Княгиня Волконская, проводив дочь и зятя, погрузилась в глубокое отчаяние. «Теперь остается только желать, — писал И. И. Пущин Ф. Ф. Матюшкину, — чтоб не сбылось для этой бедной, милой женщины всё, что я предсказывал от этого союза, хотя уже и теперь ее существование не совсем отрадно»[939].

Примерно в те же сроки Молчанов, «глава и хранитель семьи»[940], был обвинен в получении крупной взятки от попавшегося на темных махинациях сибирского чиновника.
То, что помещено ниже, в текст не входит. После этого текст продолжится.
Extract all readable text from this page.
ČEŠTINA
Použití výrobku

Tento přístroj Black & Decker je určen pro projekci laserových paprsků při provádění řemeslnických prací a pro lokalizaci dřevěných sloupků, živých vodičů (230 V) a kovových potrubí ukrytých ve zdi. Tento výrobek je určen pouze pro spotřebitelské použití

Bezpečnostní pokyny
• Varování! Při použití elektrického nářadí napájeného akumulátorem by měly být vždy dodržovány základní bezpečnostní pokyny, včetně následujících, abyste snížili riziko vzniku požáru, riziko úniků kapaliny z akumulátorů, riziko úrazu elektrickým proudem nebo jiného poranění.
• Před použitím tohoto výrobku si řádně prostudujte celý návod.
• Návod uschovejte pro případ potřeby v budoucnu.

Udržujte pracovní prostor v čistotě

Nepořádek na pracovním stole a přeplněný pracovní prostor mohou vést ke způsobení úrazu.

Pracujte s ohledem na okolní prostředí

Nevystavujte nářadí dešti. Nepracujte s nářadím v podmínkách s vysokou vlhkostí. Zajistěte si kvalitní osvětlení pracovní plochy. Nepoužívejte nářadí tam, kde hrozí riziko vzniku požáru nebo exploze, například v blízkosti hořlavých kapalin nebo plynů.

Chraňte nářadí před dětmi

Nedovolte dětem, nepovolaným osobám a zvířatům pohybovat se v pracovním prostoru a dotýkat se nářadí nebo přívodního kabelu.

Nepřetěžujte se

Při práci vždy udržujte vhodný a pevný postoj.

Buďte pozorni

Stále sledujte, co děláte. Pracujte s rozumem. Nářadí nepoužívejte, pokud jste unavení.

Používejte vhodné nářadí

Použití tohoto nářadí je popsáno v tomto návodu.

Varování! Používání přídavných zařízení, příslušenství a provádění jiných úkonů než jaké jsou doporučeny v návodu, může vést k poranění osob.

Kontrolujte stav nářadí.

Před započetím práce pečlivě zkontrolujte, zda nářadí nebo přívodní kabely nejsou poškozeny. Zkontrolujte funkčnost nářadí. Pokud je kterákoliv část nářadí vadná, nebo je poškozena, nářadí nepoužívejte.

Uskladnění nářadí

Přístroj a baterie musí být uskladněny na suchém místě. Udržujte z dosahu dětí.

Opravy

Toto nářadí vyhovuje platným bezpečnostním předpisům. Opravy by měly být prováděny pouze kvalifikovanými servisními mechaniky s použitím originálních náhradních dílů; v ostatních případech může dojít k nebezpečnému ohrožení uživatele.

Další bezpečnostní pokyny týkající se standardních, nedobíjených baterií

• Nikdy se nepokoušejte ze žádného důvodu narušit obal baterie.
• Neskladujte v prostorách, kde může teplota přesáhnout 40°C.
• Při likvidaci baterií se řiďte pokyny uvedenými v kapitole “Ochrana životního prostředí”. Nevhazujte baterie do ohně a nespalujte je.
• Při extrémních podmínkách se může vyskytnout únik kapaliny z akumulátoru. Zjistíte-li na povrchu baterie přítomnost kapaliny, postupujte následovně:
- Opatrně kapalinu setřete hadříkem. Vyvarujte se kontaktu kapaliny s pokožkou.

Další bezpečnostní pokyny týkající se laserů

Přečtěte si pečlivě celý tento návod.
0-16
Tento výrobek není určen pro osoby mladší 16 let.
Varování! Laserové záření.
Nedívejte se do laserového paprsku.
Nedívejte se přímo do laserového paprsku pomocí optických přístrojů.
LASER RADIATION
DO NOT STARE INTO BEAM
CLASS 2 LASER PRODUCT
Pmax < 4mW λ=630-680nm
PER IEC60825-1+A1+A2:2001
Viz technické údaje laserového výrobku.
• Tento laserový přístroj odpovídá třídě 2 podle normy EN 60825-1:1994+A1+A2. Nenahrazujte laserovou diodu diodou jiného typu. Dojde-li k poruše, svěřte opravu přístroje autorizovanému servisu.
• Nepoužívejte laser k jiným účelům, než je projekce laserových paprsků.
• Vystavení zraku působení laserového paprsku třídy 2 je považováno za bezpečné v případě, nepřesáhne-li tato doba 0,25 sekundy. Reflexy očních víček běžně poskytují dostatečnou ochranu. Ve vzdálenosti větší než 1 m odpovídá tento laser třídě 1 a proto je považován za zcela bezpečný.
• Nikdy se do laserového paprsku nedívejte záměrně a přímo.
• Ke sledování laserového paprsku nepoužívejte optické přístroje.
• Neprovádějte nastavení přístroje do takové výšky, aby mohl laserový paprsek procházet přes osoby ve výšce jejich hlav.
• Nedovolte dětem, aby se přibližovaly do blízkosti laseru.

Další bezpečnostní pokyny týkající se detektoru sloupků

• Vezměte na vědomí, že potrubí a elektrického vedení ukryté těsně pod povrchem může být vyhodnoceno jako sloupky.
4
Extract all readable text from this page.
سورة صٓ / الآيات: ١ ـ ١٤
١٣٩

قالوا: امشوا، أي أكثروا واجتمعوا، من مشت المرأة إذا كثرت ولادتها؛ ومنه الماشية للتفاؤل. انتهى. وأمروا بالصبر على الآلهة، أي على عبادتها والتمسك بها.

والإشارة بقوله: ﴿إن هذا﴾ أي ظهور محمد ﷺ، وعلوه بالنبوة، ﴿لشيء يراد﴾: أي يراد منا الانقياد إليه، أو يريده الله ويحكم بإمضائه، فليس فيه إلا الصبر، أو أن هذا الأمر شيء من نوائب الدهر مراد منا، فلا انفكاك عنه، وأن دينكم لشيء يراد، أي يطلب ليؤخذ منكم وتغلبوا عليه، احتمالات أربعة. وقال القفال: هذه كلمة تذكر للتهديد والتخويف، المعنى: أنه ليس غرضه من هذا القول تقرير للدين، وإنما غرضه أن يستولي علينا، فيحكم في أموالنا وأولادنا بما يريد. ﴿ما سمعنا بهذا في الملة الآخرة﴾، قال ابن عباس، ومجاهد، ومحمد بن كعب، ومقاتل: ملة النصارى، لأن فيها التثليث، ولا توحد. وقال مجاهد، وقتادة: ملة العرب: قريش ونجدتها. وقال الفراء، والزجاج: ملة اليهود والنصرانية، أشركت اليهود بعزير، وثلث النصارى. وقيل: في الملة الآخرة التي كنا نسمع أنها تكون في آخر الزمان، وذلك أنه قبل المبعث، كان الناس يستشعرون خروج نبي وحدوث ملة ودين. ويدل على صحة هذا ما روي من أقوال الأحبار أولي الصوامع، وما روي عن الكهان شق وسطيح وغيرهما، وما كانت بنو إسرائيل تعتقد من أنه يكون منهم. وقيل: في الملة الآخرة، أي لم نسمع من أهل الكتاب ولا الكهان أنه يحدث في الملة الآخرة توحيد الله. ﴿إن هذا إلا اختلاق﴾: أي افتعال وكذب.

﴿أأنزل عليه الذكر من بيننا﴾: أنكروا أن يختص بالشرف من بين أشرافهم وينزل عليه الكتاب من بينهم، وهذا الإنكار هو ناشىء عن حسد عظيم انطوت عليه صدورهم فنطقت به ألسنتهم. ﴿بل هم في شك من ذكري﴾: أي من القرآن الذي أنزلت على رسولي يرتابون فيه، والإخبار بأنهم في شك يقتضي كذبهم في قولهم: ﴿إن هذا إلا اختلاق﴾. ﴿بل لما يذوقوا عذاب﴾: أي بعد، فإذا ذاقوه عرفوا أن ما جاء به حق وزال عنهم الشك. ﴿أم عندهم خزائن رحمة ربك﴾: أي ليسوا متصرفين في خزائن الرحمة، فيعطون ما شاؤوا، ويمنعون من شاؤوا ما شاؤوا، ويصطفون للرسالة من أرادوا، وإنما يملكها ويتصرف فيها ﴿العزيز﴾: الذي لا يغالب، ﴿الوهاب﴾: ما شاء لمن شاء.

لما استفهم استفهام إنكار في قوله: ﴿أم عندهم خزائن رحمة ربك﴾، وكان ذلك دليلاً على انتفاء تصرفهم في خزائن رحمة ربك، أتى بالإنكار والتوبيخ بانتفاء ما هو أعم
Началось долгое и громкое судебное разбирательство.

Мария Николаевна не находила себе места. «Бедная старуха томится всё неизвестностью, но и с тем ужасно горюет, — сообщал Александр Поджио приятелю, — в минуты откровения или, лучше сказать, нравственного удушья, она рыдает и гов<орит>: я причиной несчастья моей Н<елли>, я одна, и каково мне жить!! Жаль ее, бедную, она страшно изменилась…»[941] Образ безутешной княгини настолько прочно врезался в память А. В. Поджио, что и спустя двадцать лет преследовал декабриста. «Нет! Не забыть мне слез твоей матери…» — горестно признавался он Михаилу Волконскому в 1871 году[942].

Мучениям, казалось, не будет конца. Шло черепашьим шагом следствие, неуклонно и быстро прогрессировала болезнь Молчанова, волновалась его жена — горевала и бичевала себя Мария Николаевна…

В тогдашней переписке декабристов неоднократно встречаются упоминания о постигшем семейство Волконских несчастье. И что характерно: авторы писем, как правило, сочувствовали Нелли и при этом не слишком жалели княгиню Волконскую. Более того, почти всякий норовил бросить в нее камень поувесистее. Вот лишь несколько типичных эпистолярных фрагментов.

B. И. Штейнгейль — Г. С. Батенькову, 4 мая 1856 года: «О Молч<анове> не стоит говорить. Жаль Нелиньку; пуще всего жаль этого гетерогенного соединения! Иначе и думать нельзя, что это случилось при содействии „лукавого“. Дивить нечего: где чуть надмение — он тут!»[943]